Farsley Farfield Primary School

Headteacher blog 4th February 2021

It has been a much better week as regards pupil attendance (>90% every day, up to 94%) but it has been exceptionally difficult staffing-wise, especially in our youngest classes. From Nursery to Y1, every class has been without its usual teacher for at least part of the week. Our other teachers and support staff have ‘stood up’ magnificently to cover their colleagues: showing great flexibility, professionalism and resilience in very difficult circumstances. The children have been very resilient and adaptable too. As I write, every teacher is back in the infants and things feel much more settled staffing-wise. We do appear to have decisively turned the curve as regards new infections and this is just taking ten days to work through.

On Monday, I told a story in assembly that included a reference to clay. I discussed where clay came from and that there was a layer of clay under our topsoil at school. I thought nothing more of it, but it seemed to intrigue the children and some members of Y5 began excavating clay from an exposed bank at playtime. This then developed into an open-cast mine and a clay shop selling to customers in KS2. The currency was sticks for a Y5 den, then there followed complaints from Y3 about high prices: a life-lesson about monopolies! I do like to see children making innovative use of the natural spaces around school and den making has taken off again. Year 4’s long-standing den by the path is magnificent and is clearly sturdy enough to withstand a very blustery seven days.

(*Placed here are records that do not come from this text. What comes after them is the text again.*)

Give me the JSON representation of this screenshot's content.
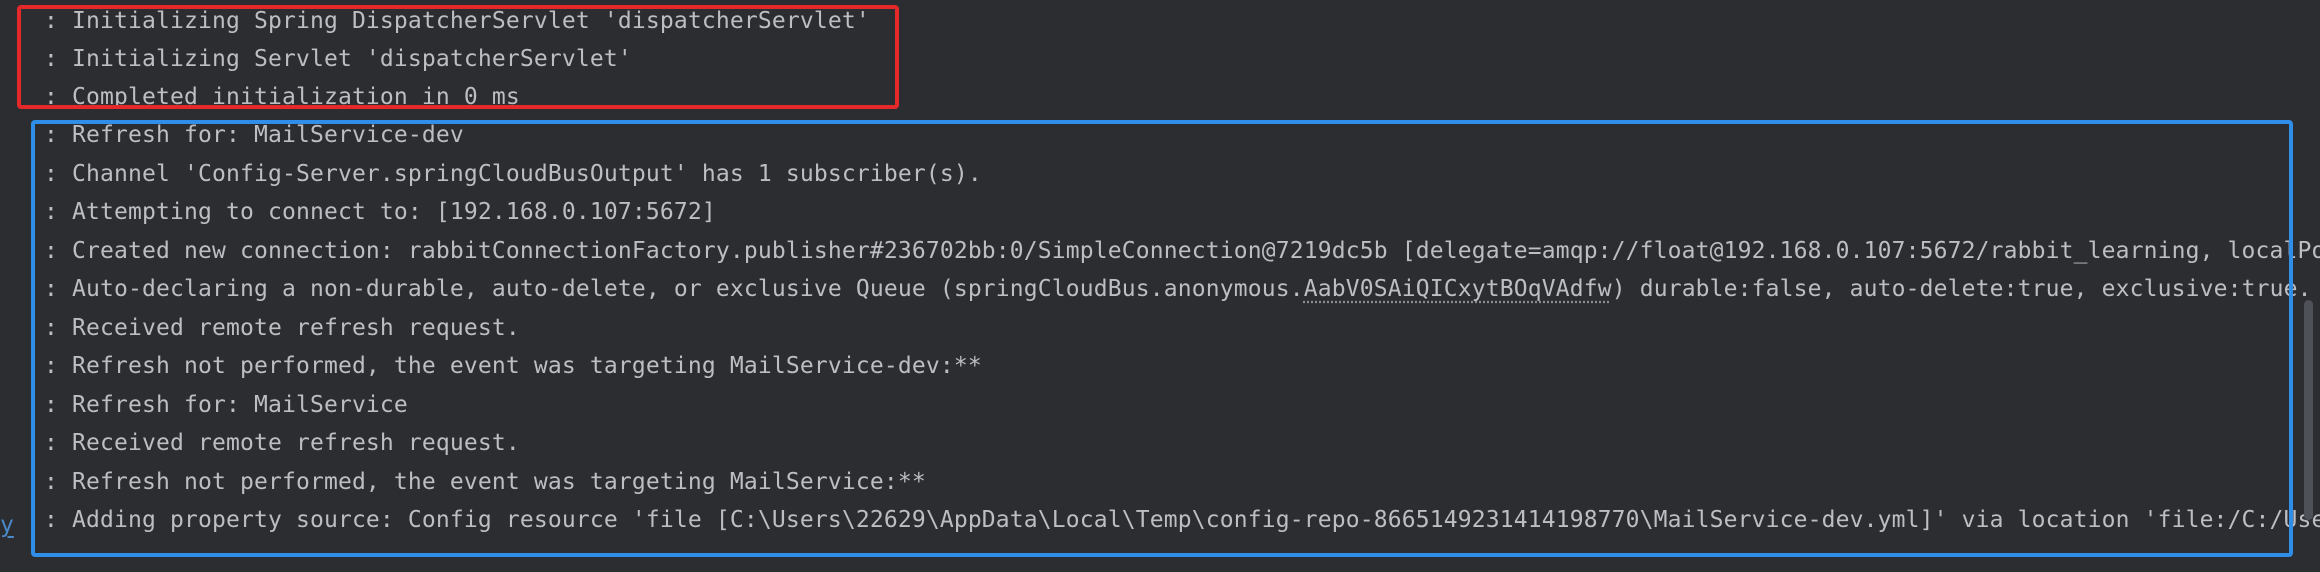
{
  "log_lines": [
    ": Initializing Spring DispatcherServlet 'dispatcherServlet'",
    ": Initializing Servlet 'dispatcherServlet'",
    ": Completed initialization in 0 ms",
    ": Refresh for: MailService-dev",
    ": Channel 'Config-Server.springCloudBusOutput' has 1 subscriber(s).",
    ": Attempting to connect to: [192.168.0.107:5672]",
    ": Created new connection: rabbitConnectionFactory.publisher#236702bb:0/SimpleConnection@7219dc5b [delegate=amqp://float@192.168.0.107:5672/rabbit_learning, localPo",
    {
      "before": ": Auto-declaring a non-durable, auto-delete, or exclusive Queue (springCloudBus.anonymous.",
      "queue_id": "AabV0SAiQICxytBOqVAdfw",
      "after": ") durable:false, auto-delete:true, exclusive:true."
    },
    ": Received remote refresh request.",
    ": Refresh not performed, the event was targeting MailService-dev:**",
    ": Refresh for: MailService",
    ": Received remote refresh request.",
    ": Refresh not performed, the event was targeting MailService:**",
    ": Adding property source: Config resource 'file [C:\\Users\\22629\\AppData\\Local\\Temp\\config-repo-8665149231414198770\\MailService-dev.yml]' via location 'file:/C:/Use"
  ],
  "left_fragment": "y",
  "highlights": {
    "red_box_color": "#e5292b",
    "blue_box_color": "#2f8fe8"
  },
  "colors": {
    "background": "#2b2d30",
    "text": "#bcbec4",
    "link": "#4a88c7"
  }
}
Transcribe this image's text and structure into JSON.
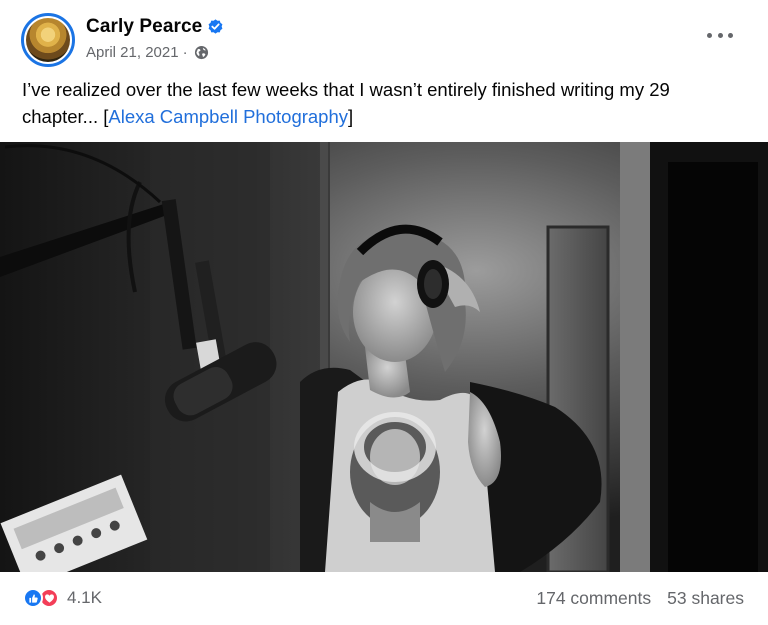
{
  "post": {
    "author": "Carly Pearce",
    "verified_icon": "verified-badge-icon",
    "date": "April 21, 2021",
    "separator": "·",
    "audience_icon": "globe-icon",
    "more_icon": "more-options-icon",
    "text_line_1": "I’ve realized over the last few weeks that I wasn’t entirely finished writing my 29",
    "text_line_2_prefix": "chapter... [",
    "photo_credit": "Alexa Campbell Photography",
    "text_line_2_suffix": "]",
    "image_alt": "Black and white photo of a woman wearing headphones in a recording studio in front of a microphone"
  },
  "reactions": {
    "icons": [
      "like-icon",
      "love-icon"
    ],
    "count": "4.1K"
  },
  "stats": {
    "comments": "174 comments",
    "shares": "53 shares"
  },
  "colors": {
    "brand_blue": "#1877f2",
    "link_blue": "#216fdb",
    "love_red": "#f33e58",
    "secondary_text": "#65676b"
  }
}
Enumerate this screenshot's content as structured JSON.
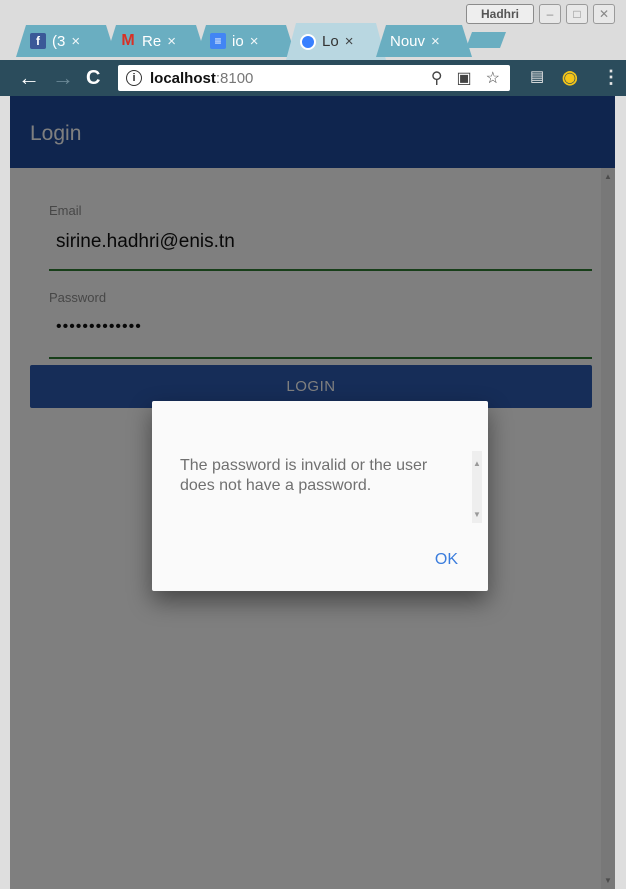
{
  "browser": {
    "tabs": [
      {
        "title": "(3",
        "favicon": "facebook-icon"
      },
      {
        "title": "Re",
        "favicon": "gmail-icon"
      },
      {
        "title": "io",
        "favicon": "docs-icon"
      },
      {
        "title": "Lo",
        "favicon": "ionic-icon"
      },
      {
        "title": "Nouv",
        "favicon": ""
      }
    ],
    "tab_close_glyph": "×",
    "profile_name": "Hadhri",
    "address": {
      "host": "localhost",
      "port": ":8100"
    },
    "colors": {
      "tab": "#6aaec1",
      "toolbar": "#2b4c5c"
    }
  },
  "app": {
    "header_title": "Login",
    "email": {
      "label": "Email",
      "value": "sirine.hadhri@enis.tn"
    },
    "password": {
      "label": "Password",
      "value": "•••••••••••••"
    },
    "login_button": "LOGIN",
    "colors": {
      "header": "#1e4b9c",
      "button": "#2d5bb0",
      "underline": "#2e7d32"
    }
  },
  "dialog": {
    "message": "The password is invalid or the user does not have a password.",
    "ok_label": "OK"
  }
}
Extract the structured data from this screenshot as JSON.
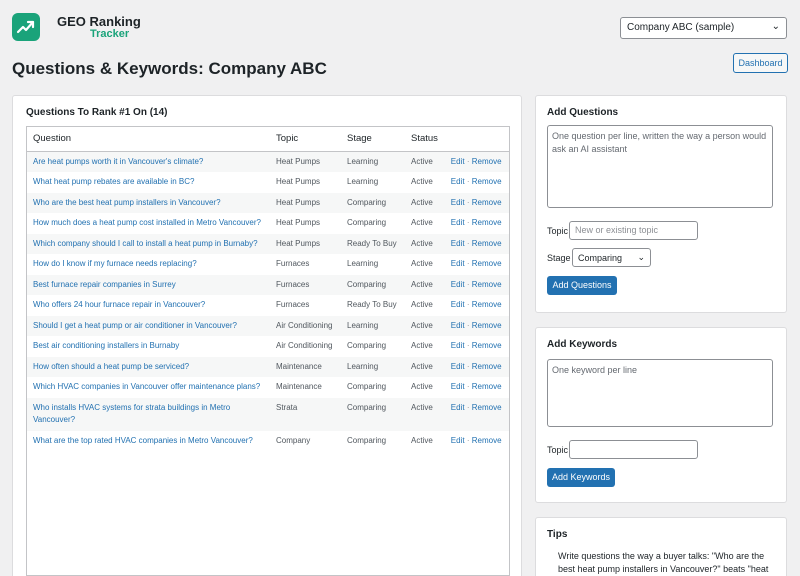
{
  "brand": {
    "line1": "GEO Ranking",
    "line2": "Tracker"
  },
  "company_select": {
    "value": "Company ABC (sample)"
  },
  "page_title": "Questions & Keywords: Company ABC",
  "dashboard_button": "Dashboard",
  "questions_card": {
    "title": "Questions To Rank #1 On (14)",
    "columns": [
      "Question",
      "Topic",
      "Stage",
      "Status"
    ],
    "edit_label": "Edit",
    "remove_label": "Remove",
    "separator": "·",
    "rows": [
      {
        "question": "Are heat pumps worth it in Vancouver's climate?",
        "topic": "Heat Pumps",
        "stage": "Learning",
        "status": "Active"
      },
      {
        "question": "What heat pump rebates are available in BC?",
        "topic": "Heat Pumps",
        "stage": "Learning",
        "status": "Active"
      },
      {
        "question": "Who are the best heat pump installers in Vancouver?",
        "topic": "Heat Pumps",
        "stage": "Comparing",
        "status": "Active"
      },
      {
        "question": "How much does a heat pump cost installed in Metro Vancouver?",
        "topic": "Heat Pumps",
        "stage": "Comparing",
        "status": "Active"
      },
      {
        "question": "Which company should I call to install a heat pump in Burnaby?",
        "topic": "Heat Pumps",
        "stage": "Ready To Buy",
        "status": "Active"
      },
      {
        "question": "How do I know if my furnace needs replacing?",
        "topic": "Furnaces",
        "stage": "Learning",
        "status": "Active"
      },
      {
        "question": "Best furnace repair companies in Surrey",
        "topic": "Furnaces",
        "stage": "Comparing",
        "status": "Active"
      },
      {
        "question": "Who offers 24 hour furnace repair in Vancouver?",
        "topic": "Furnaces",
        "stage": "Ready To Buy",
        "status": "Active"
      },
      {
        "question": "Should I get a heat pump or air conditioner in Vancouver?",
        "topic": "Air Conditioning",
        "stage": "Learning",
        "status": "Active"
      },
      {
        "question": "Best air conditioning installers in Burnaby",
        "topic": "Air Conditioning",
        "stage": "Comparing",
        "status": "Active"
      },
      {
        "question": "How often should a heat pump be serviced?",
        "topic": "Maintenance",
        "stage": "Learning",
        "status": "Active"
      },
      {
        "question": "Which HVAC companies in Vancouver offer maintenance plans?",
        "topic": "Maintenance",
        "stage": "Comparing",
        "status": "Active"
      },
      {
        "question": "Who installs HVAC systems for strata buildings in Metro Vancouver?",
        "topic": "Strata",
        "stage": "Comparing",
        "status": "Active"
      },
      {
        "question": "What are the top rated HVAC companies in Metro Vancouver?",
        "topic": "Company",
        "stage": "Comparing",
        "status": "Active"
      }
    ]
  },
  "add_questions": {
    "title": "Add Questions",
    "textarea_placeholder": "One question per line, written the way a person would ask an AI assistant",
    "topic_label": "Topic",
    "topic_placeholder": "New or existing topic",
    "stage_label": "Stage",
    "stage_value": "Comparing",
    "button": "Add Questions"
  },
  "add_keywords": {
    "title": "Add Keywords",
    "textarea_placeholder": "One keyword per line",
    "topic_label": "Topic",
    "button": "Add Keywords"
  },
  "tips": {
    "title": "Tips",
    "text": "Write questions the way a buyer talks: \"Who are the best heat pump installers in Vancouver?\" beats \"heat pump installers\"."
  }
}
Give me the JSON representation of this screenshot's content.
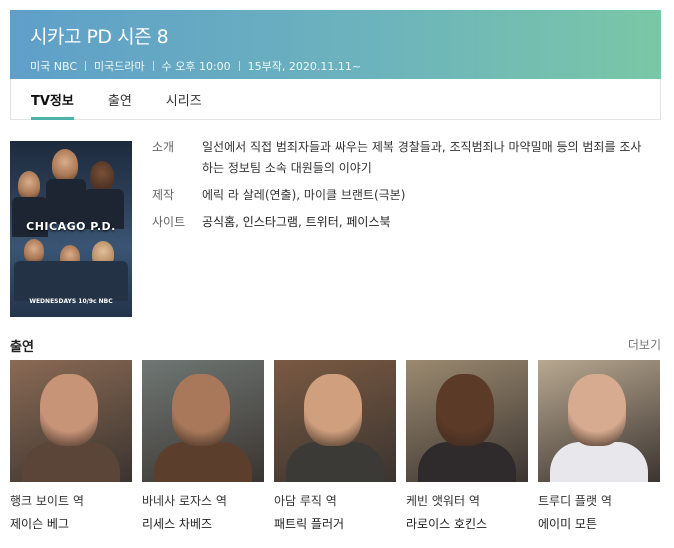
{
  "header": {
    "title": "시카고 PD 시즌 8",
    "country": "미국 NBC",
    "genre": "미국드라마",
    "schedule": "수 오후 10:00",
    "episodes": "15부작, 2020.11.11~"
  },
  "tabs": [
    {
      "label": "TV정보",
      "active": true
    },
    {
      "label": "출연",
      "active": false
    },
    {
      "label": "시리즈",
      "active": false
    }
  ],
  "poster": {
    "title": "CHICAGO P.D.",
    "footer": "WEDNESDAYS 10/9c NBC"
  },
  "info": {
    "intro_label": "소개",
    "intro_text": "일선에서 직접 범죄자들과 싸우는 제복 경찰들과, 조직범죄나 마약밀매 등의 범죄를 조사하는 정보팀 소속 대원들의 이야기",
    "production_label": "제작",
    "production_text": "에릭 라 살레(연출), 마이클 브랜트(극본)",
    "site_label": "사이트",
    "site_links": [
      "공식홈",
      "인스타그램",
      "트위터",
      "페이스북"
    ]
  },
  "cast_section": {
    "title": "출연",
    "more": "더보기",
    "members": [
      {
        "actor": "행크 보이트 역",
        "role": "제이슨 베그",
        "bg": "#8a6a54",
        "skin": "#c89478",
        "shirt": "#5a4538"
      },
      {
        "actor": "바네사 로자스 역",
        "role": "리세스 차베즈",
        "bg": "#6f7774",
        "skin": "#a9785a",
        "shirt": "#5b3f2c"
      },
      {
        "actor": "아담 루직 역",
        "role": "패트릭 플러거",
        "bg": "#7a5a42",
        "skin": "#d0a07e",
        "shirt": "#3c3a36"
      },
      {
        "actor": "케빈 앳워터 역",
        "role": "라로이스 호킨스",
        "bg": "#9b8a70",
        "skin": "#5b3a28",
        "shirt": "#2f2a2c"
      },
      {
        "actor": "트루디 플랫 역",
        "role": "에이미 모튼",
        "bg": "#b8a890",
        "skin": "#d7ab90",
        "shirt": "#e8e8ec"
      }
    ]
  }
}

In class this week, I have seen lots and lots of writing. Most of this is in books, but some older children were using Chromebooks and a few children were using IT with specific writing aids. The use of IT can really help some children thrive as writers if they are otherwise held back by fine motor skill difficulties, or specific learning difficulties around spelling, for example. The quality of much of the writing appears to be very good and I am looking at ways that we might routinely publish our written stories and other text to provide a further audience and create a bank of standards to reference in the future.

Talking of standards, Michael Gove this week announced some new educational targets as part of his ‘levelling up’ agenda. By 2030, apparently, he is going to eliminate illiteracy and innumeracy at the end of primary school. He expects 90% of children to reach the expected standards in reading, writing and maths, whereas pre-pandemic only two thirds of children reached that level. There is no specific plan for how this is going to happen and it appears to be wishful thinking – perhaps he expects to be retired before being held accountable for this target. It is also really offensive to call any child that doesn’t reach expected standards illiterate or innumerate; some children with significant and specific SEND do really struggle, but many who just miss the expected levels can still read and do maths reasonably well. Furthermore, announcing the ‘ending’ of these problems, and then setting a target of ‘just’ 90%, suggests that Mr Gove may also struggle with the precise meaning of some words.

A missed opportunity in the levelling up announcements was the continued financial disadvantage to the North around funding for SEND. The North (and some southern coastal areas) are hugely over-represented in a list of councils being denied their proper levels of funding for SEND by a cap on gains as the new National Funding Formula continues to be delayed in its full implementation to protect those councils historically more favourably funded. This is denying Leeds another £2million next financial year, and has denied us much more than that over the past few years. This discrepancy would have taken just £60 million to sort out (if the other councils continued to be protected), and less if the proper implementation was applied.